La RDC compte plus de 70% de sa population en milieu rural. L’agriculture y représente un secteur clé et ce même dans la région minière du Katanga.

75%[1] de la main d’œuvre agricole katangaise est féminine. Les femmes sont particulièrement vulnérables dans cette société qui leur oppose des coutumes rétrogrades et avilissantes, et leur dénie les droits élémentaires tels l’accession au foncier, à l’éducation ou encore au crédit. Toutes considérations partisanes mises à part, cantonner à un rôle de second couteau la moitié la plus productive de la société équivaut à se tirer une balle dans le pied à l’entame d’une course d’obstacles. A contrario, investir dans l’amélioration de la condition de la femme engendre une amélioration au moins proportionnelle de la situation socio-économique de la cellule familiale et par ricochet de l’ensemble de la société.

Notre action se situe donc naturellement en milieu rural, se concentre sur l’émancipation socio-économique des femmes et s’articule autour des activités agricoles.

L’objectif est ambitieux pour les 10 ans à venir: faire évoluer le petit village de Kapulwa d’une agriculture de subsistance vers une agriculture commerciale capable d’assurer la sécurité alimentaire des participants au projet et leurs dépendants et surtout de leur donner les moyens de se sortir de leur condition d’extrême pauvreté.

Ce projet est porté par Sud-Ouest Développement (SOD), résultat de la structuration des associations informelles de la localité,  et est soutenue par la ferme Safari International. Cette dernière met à disposition des membres de SOD, sous forme de prêts en nature, les ressources indispensables au démarrage d’une activité génératrice de revenus (intrants, terres, appui technique, etc). La ferme Safari assure, également, un débouché aux productions des paysans.

Parallèlement, des caisses de proximité ont vu le jour permettant l’épargne et les micro-crédits. Les prêts vont de US $20 (généralement le montant nécessaire à la création d’un petit commerce) à US $400 ( qui représente l’investissement  pour la culture d’1 Ha de manioc). Ces caisses sont alimentées par les cotisations des paysans et, le temps d’atteindre l’autosuffisance économique, par des dons.
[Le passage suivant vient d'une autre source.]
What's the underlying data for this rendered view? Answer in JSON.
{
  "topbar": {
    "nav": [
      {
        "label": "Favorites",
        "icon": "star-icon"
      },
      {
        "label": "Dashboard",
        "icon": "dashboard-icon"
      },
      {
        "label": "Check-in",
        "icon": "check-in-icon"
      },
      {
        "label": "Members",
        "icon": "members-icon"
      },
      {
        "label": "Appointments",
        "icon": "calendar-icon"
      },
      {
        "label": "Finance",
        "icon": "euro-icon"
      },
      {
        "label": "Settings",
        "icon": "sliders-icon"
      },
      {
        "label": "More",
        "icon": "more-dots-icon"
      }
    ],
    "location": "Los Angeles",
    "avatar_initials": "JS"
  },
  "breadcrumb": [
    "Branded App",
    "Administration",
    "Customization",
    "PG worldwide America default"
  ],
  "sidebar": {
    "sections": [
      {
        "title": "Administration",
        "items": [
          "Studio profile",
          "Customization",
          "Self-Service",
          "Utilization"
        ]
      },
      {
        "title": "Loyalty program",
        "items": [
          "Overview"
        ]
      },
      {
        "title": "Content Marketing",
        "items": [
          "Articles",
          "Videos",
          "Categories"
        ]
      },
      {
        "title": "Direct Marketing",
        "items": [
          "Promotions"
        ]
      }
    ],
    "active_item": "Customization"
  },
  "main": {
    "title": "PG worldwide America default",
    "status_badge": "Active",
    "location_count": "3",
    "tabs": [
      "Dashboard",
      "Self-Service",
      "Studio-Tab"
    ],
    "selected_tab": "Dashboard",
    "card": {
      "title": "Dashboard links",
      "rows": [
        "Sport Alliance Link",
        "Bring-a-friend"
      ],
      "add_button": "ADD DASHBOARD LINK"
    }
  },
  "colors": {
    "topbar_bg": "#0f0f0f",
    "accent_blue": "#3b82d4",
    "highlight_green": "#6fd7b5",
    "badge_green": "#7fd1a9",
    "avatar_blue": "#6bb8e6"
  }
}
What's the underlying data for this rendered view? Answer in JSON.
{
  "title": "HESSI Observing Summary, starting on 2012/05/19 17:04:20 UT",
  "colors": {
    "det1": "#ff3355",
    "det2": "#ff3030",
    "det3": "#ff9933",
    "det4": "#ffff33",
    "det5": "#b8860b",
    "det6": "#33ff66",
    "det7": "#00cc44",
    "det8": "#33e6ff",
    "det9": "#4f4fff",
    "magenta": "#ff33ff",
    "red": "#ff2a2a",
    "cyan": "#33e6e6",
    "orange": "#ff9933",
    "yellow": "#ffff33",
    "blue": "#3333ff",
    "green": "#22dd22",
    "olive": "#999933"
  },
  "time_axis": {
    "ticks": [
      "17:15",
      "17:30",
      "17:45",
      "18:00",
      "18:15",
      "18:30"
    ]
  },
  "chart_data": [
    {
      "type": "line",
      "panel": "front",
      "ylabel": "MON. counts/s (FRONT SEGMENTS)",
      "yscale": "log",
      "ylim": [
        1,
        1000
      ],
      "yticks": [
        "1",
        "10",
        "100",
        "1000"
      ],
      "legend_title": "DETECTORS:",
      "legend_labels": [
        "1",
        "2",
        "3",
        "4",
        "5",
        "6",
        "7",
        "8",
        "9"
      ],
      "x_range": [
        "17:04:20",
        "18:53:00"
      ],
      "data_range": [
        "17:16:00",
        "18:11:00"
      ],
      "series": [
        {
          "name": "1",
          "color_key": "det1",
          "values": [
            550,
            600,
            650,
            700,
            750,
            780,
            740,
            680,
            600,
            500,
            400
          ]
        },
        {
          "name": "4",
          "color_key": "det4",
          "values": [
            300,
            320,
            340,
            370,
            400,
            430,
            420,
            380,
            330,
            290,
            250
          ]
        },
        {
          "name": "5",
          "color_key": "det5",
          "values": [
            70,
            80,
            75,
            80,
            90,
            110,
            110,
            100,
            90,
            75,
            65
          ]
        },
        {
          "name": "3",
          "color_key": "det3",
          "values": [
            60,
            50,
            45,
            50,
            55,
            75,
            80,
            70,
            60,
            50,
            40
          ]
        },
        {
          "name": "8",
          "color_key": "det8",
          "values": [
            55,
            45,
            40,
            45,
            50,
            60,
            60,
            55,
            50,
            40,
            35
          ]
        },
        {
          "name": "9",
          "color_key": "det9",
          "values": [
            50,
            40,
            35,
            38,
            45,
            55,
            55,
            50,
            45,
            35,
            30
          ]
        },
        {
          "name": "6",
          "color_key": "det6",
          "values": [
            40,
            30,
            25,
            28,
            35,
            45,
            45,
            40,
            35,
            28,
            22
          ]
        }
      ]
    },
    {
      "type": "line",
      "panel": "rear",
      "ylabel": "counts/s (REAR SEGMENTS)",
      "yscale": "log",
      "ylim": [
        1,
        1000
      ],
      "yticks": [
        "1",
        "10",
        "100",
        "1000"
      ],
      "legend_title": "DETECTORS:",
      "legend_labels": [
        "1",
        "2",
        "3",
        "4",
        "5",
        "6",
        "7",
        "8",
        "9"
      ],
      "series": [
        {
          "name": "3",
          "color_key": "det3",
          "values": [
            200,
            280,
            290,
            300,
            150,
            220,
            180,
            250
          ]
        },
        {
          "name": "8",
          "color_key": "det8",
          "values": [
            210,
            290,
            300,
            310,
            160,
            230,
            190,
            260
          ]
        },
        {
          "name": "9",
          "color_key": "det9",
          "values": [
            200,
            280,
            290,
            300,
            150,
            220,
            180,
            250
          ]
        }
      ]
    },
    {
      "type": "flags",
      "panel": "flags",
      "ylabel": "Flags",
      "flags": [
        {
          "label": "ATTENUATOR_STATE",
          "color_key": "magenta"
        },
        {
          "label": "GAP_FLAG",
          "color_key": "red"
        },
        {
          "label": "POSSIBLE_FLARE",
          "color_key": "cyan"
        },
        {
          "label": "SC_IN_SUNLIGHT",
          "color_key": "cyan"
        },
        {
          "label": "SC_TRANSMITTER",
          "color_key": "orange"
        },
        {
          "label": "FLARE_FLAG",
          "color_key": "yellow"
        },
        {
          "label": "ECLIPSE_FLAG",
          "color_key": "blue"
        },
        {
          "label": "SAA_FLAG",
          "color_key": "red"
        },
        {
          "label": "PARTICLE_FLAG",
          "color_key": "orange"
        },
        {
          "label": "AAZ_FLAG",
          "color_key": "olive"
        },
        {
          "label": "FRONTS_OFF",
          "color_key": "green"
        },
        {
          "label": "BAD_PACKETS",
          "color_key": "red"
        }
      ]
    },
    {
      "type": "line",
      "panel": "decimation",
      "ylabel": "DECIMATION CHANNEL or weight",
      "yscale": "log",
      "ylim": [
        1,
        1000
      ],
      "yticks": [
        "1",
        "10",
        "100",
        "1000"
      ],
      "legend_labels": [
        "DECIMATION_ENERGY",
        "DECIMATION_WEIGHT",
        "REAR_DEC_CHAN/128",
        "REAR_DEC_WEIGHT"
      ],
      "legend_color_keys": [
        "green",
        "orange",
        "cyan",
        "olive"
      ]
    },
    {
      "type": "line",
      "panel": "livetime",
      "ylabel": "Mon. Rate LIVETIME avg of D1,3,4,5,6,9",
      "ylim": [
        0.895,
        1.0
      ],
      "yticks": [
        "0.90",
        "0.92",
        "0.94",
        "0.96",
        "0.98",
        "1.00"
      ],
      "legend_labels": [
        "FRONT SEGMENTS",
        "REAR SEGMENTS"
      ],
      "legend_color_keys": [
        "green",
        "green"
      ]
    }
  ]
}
SOD a fait du chemin depuis sa création. Le chemin est jalonné d’obstacles. Le plus mémorable, à ce jour, étant sans doute la perte, en 2006, de la moitié de la production d’oignons rappelant l’importance d’infrastructures adéquates de stockage et de conservation des récoltes. Mais nous avons également enregistré de belles réalisations ces dernières années. La plus emblématique étant la création d’un centre d’alphabétisation et de formation ouvrant des perspectives nouvelles à une population auparavant complètement enclavée physiquement et intellectuellement.

La route est encore longue et sinueuse mais l’objectif vaut, incontestablement, le voyage.

Le capital humain est la richesse première de notre Nation. En concentrant nos efforts sur les femmes, nous investissons sur la société toute entière par capillarité. Notre ambition première est de renforcer la confiance en soi de ces femmes. Rassurées sur leurs capacités et leurs potentiels, elles seront animées du désir d’apprendre et d’entreprendre pour se réaliser, faire prospérer leurs activités et ainsi leurs familles et la collectivité.

[1] Gender inequality in access to land and its consequences for rural people in Katanga province, FAO.